Mood baseline lifts. Not into euphoria. Into something steadier. The peaks are smaller and the troughs are smaller. You stop being a man who has good days and bad days. You become a man who has days. This sounds like a downgrade. It is not. The volatility was costing you.
Decision quality improves. You will notice this at work first. You make a call on a Tuesday morning that you would have deferred until Thursday because Wednesday would have been a write-off after Tuesday night drinks. The decisions are not necessarily smarter. They are just made.
Relationships shift. Some get closer. Your partner notices that you are present after seven p.m. in a way you had not been for years. Your kids get more of you on a Saturday morning. Your closest friends adjust.
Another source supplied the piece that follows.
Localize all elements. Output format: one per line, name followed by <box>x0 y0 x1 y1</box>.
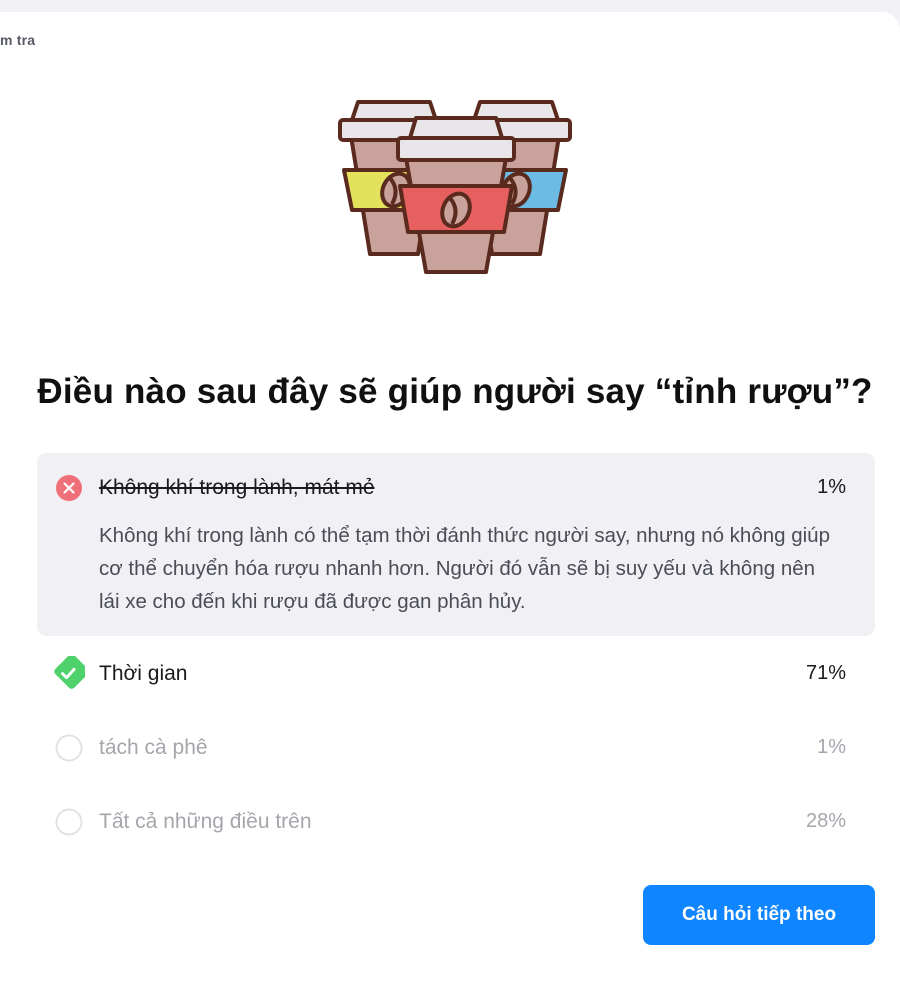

Some relationships get harder. The people whose entire shared territory with you was the pub will not know what to do with the new version of you. A few of them will quietly drift. One or two will get hostile, because your sobriety is a mirror they did not ask to look into. This is the part that really STINGS. You will lose someone you thought was a closer friend than they were. You will gain perspective you did not have.
What gets harder, not easier, is Friday night. Specifically the absence of anything to look forward to that is shaped like a drink. The week used to end. Now it just keeps going. You need a new container for the end of the week or it will swallow you. A standing dinner. A film you save for Friday only. A long ride on Saturday morning that requires a sober Friday. Build the container before you need it.
Tools that work
These are what I actually used, and what the men I trust used. Skip the apps that have not earned their place.
- Hello Sunday Morning, the HSM website and their MyDryYear community, free, Australian, low-evangelism
- Smart Recovery Australia meetings, secular, CBT-based, run online and in most capital cities
- AA if you want a meeting tonight in any town in Australia, agnostic-friendly groups exist, look for them
- Lifeline 13 11 14 for the three a.m. moment when you cannot sit with your own head
- A GP visit in week one if you have been drinking heavily, because medical detox is real and a five-minute conversation with a doctor is cheap insurance
- One non-drinking friend you can text without explaining the context
What ninety days actually buys you
Not a finish line. A new floor. The shift between day eighty-nine and day ninety-one is meaningless. The shift between day one and day ninety is everything. You have proven to yourself that the drink was a habit, not a need. You have rebuilt sleep. You have a different face in the mirror. You have a Sunday that is a full day. You have a partner who has had three months of you being there at seven p.m.
You also have the harder, quieter knowledge that you will have to keep choosing this. Not every day. But on the Friday when the week was rough and the reflex fires, you will have to choose again. The choosing gets easier. It does not stop.
Ninety days is the start of the second life, not the end of the first one.
Stop the drift. Build the container. Keep the floor.